Ser koryciński nazywano powszechnie "swojskim". Stanowił on lokalny przysmak, który przez stulecia znalazł sobie uznanie w innych regionach kraju. Przed II wojną światową ser od produkujących go miejscowych rolników odbierali Żydzi. W latach 50-tych i 60-tych XX wieku funkcjonowały w Korycinie dwa punkty skupu, skąd produkt ładowany do ciężarówek, trafiał głównie na Śląsk. Wybudowanie w latach 70-tych dużych zakładów mleczarskich w Mońkach i Sokółce było przyczyną całkowitego prawie zaniku produkcji sera "swojskiego".
Dziś umiejętność produkcji takiego sera zachowały jeszcze niektóre gospodynie z okolic Korycina. Wytwarzają go tradycyjną, odwieczną technologią, jedynie proszek z cielęcych żołądków zastąpiony został podpuszczką stosowaną w mleczarstwie. Wejście w użycie lodówek spowodowało , że spożywany jest znacznie wcześniej, bez wielotygodniowego leżakowania. Może być przechowywany długo, zmieniając swój smak wraz z upływem czasu. Jest smaczny i zdrowy . Nie zawiera żadnych konserwantów i polepszaczy. Każdy, nawet od tej samej gospodyni, smakuje inaczej i w zależności od pory roku ma inny kolor.
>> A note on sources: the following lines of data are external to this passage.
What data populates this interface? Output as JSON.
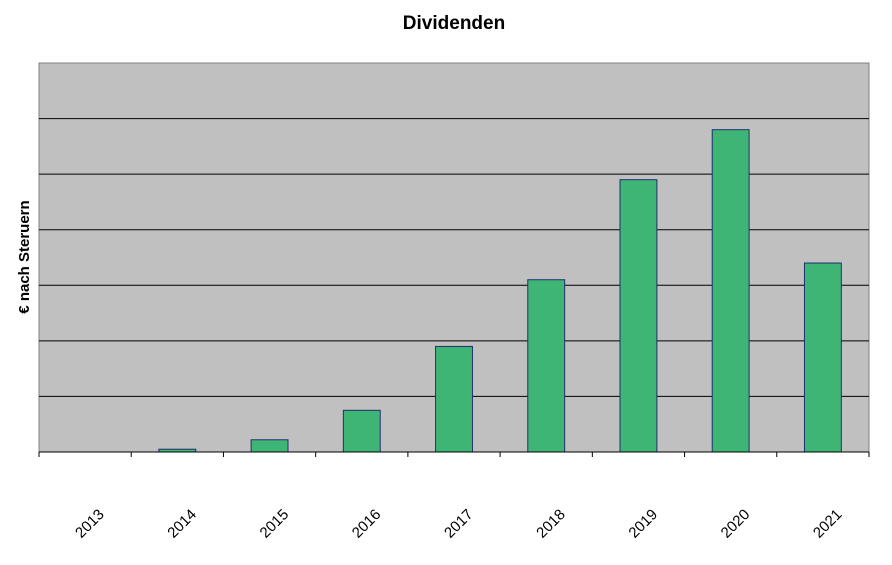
{
  "chart_data": {
    "type": "bar",
    "title": "Dividenden",
    "xlabel": "",
    "ylabel": "€ nach Steruern",
    "categories": [
      "2013",
      "2014",
      "2015",
      "2016",
      "2017",
      "2018",
      "2019",
      "2020",
      "2021"
    ],
    "values": [
      0,
      0.05,
      0.22,
      0.75,
      1.9,
      3.1,
      4.9,
      5.8,
      3.4
    ],
    "ylim": [
      0,
      7
    ],
    "grid": true,
    "legend": "none",
    "colors": {
      "bar_fill": "#3fb575",
      "bar_stroke": "#1f2f6e",
      "plot_background": "#c0c0c0",
      "grid_line": "#000000"
    }
  }
}
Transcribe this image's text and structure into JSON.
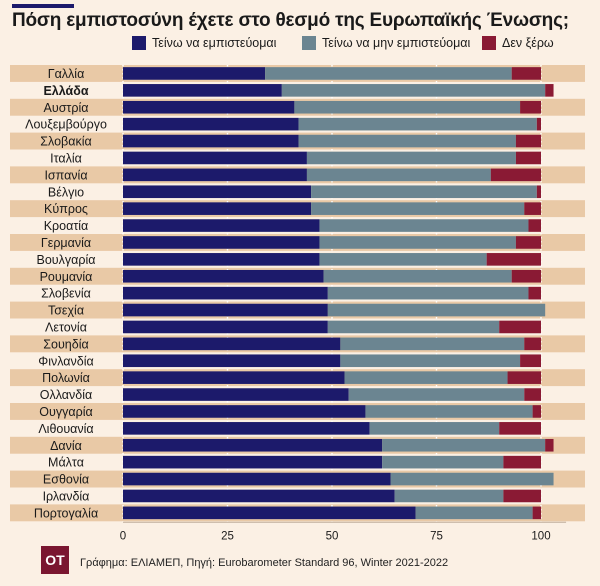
{
  "title": "Πόση εμπιστοσύνη έχετε στο θεσμό της Ευρωπαϊκής Ένωσης;",
  "source": "Γράφημα: ΕΛΙΑΜΕΠ, Πηγή: Eurobarometer Standard 96, Winter 2021-2022",
  "logo": "OT",
  "colors": {
    "trust": "#1c1a6b",
    "distrust": "#6b8591",
    "dontknow": "#8a1a34",
    "row_band": "#e9c9a6",
    "background": "#fbf0e4"
  },
  "chart_data": {
    "type": "bar",
    "orientation": "horizontal",
    "stacked": true,
    "title": "Πόση εμπιστοσύνη έχετε στο θεσμό της Ευρωπαϊκής Ένωσης;",
    "categories": [
      "Γαλλία",
      "Ελλάδα",
      "Αυστρία",
      "Λουξεμβούργο",
      "Σλοβακία",
      "Ιταλία",
      "Ισπανία",
      "Βέλγιο",
      "Κύπρος",
      "Κροατία",
      "Γερμανία",
      "Βουλγαρία",
      "Ρουμανία",
      "Σλοβενία",
      "Τσεχία",
      "Λετονία",
      "Σουηδία",
      "Φινλανδία",
      "Πολωνία",
      "Ολλανδία",
      "Ουγγαρία",
      "Λιθουανία",
      "Δανία",
      "Μάλτα",
      "Εσθονία",
      "Ιρλανδία",
      "Πορτογαλία"
    ],
    "highlight_category": "Ελλάδα",
    "series": [
      {
        "name": "Τείνω να εμπιστεύομαι",
        "color": "#1c1a6b",
        "values": [
          34,
          38,
          41,
          42,
          42,
          44,
          44,
          45,
          45,
          47,
          47,
          47,
          48,
          49,
          49,
          49,
          52,
          52,
          53,
          54,
          58,
          59,
          62,
          62,
          64,
          65,
          70
        ]
      },
      {
        "name": "Τείνω να μην εμπιστεύομαι",
        "color": "#6b8591",
        "values": [
          59,
          63,
          54,
          57,
          52,
          50,
          44,
          54,
          51,
          50,
          47,
          40,
          45,
          48,
          52,
          41,
          44,
          43,
          39,
          42,
          40,
          31,
          39,
          29,
          39,
          26,
          28
        ]
      },
      {
        "name": "Δεν ξέρω",
        "color": "#8a1a34",
        "values": [
          7,
          2,
          5,
          1,
          6,
          6,
          12,
          1,
          4,
          3,
          6,
          13,
          7,
          3,
          0,
          10,
          4,
          5,
          8,
          4,
          2,
          10,
          2,
          9,
          0,
          9,
          2
        ]
      }
    ],
    "xlim": [
      0,
      106
    ],
    "xticks": [
      0,
      25,
      50,
      75,
      100
    ],
    "xlabel": "",
    "ylabel": "",
    "legend_position": "top",
    "grid": true
  }
}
Dodatkowym atutem sera jest miejsce jego produkcji -czyste , zadbane i urokliwe okolice Korycina oraz gospodarstwa nie nastawione na wielkotowarową produkcję mleka, w których krowy karmione są naturalną paszą. Ser Koryciński "Swojski" pachnie wsią , jej tradycją i zdrowiem.
Smacznego!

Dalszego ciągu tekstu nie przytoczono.